1955 lernen die Bilder das Laufen, auch wenn sich keiner ein Fernsehgerät leisten kann. Meine Stiefmutter bedrängt meinen Vater, einen Fernsehapparat zu kaufen. Sie verzichtet dafür auf die Hälfte ihres Haushaltsgeldes. Als der Fernseher gekauft ist, wird das Haushaltsgeld auf ihr Betreiben auf den Stand von früher gesetzt. Das Fernsehen schwankt zwischen der Hofberichterstattung der Tagesschau und dem Geschwätz des Internationalen Frühschoppens mit fünf Journalisten aus sechs Ländern . Wenn seine Gäste drohen, substanziell zu werden, fährt Werner Höfer mit den Worten dazwischen: "Glauben Sie auch, dass die Deutschen geliebt werden wollen?"

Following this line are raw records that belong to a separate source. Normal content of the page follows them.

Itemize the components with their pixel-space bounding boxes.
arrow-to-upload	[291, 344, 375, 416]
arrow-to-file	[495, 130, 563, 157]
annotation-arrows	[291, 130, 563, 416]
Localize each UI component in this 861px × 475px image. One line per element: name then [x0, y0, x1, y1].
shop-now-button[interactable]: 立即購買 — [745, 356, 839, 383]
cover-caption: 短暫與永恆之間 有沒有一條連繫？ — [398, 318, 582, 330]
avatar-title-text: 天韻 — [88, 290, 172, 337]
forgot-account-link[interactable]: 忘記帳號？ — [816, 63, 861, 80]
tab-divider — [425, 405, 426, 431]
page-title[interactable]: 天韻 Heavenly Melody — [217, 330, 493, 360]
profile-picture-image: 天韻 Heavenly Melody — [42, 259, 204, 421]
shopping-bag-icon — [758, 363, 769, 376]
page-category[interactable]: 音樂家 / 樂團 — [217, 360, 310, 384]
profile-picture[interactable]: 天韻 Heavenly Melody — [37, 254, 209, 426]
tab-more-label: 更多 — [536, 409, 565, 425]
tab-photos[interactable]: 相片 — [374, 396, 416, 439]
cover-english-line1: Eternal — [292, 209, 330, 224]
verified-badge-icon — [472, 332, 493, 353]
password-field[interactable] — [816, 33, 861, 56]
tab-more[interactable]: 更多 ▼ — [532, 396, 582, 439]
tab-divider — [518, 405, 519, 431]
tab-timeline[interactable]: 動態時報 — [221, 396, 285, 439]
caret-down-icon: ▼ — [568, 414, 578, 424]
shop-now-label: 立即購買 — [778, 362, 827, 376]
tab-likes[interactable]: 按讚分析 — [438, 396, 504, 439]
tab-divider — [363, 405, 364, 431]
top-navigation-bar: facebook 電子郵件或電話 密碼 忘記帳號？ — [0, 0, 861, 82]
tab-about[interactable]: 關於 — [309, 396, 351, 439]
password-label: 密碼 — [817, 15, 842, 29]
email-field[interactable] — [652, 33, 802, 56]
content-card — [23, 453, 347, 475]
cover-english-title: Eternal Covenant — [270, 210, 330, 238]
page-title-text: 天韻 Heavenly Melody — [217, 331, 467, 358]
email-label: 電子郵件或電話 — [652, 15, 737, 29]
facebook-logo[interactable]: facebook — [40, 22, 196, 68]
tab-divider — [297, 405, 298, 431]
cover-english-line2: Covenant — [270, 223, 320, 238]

Im Gegensatz dazu bereiten sich die Redakteure des SPIEGELs auf ihre Gespräche mit Interviewpartnern intellektuell vor. Sie zerzausen die Argumente ihres Gesprächspartners, bis nichts von ihnen übrig geblieben ist. Sie finden sogar eigene Argumentationsmöglichkeiten. Am Ende bittet der Gesprächspartner die Redakteure, von ihnen erschossen zu werden. Die SPIEGEL-Redakteure sagen stattdessen: „Herr Freiherr von Gummersbach, wir danken Ihnen für dieses Gespräch.“
Im September 1957 steht die dritte Bundestagswahl an. Eine Woche zuvor kommt der SPIEGEL mit einer Titelgeschichte über Bundeskanzler Adenauer heraus. Sein Gesicht ähnelt einer Totenmaske. Das signalisiert, dass der Bundeskanzler in den Stand der Demenz eingetreten ist. In der Geschichte dazu wird die Politik der Bundesregierung zu medizinischen Gutachten über die geistige Gesundheit des Kanzlers in Beziehung gesetzt. Offensichtlich ist ein Ausverkauf der Interessen Deutschlands an den Westen und die Verhinderung der Wiedervereinigung möglich geworden, weil der Kanzler geistig abgebaut hat. So frech müsste man sein dürfen, denke ich, während man sich im eigenen Leben durchzuschlagen hat, und damit durchkommen. 1957 gewinnen Konrad Adenauer und seine Partei die absolute Mehrheit im Bundestag. Das wird vor ihm und nach ihm kein Kanzlerkandidat schaffen. .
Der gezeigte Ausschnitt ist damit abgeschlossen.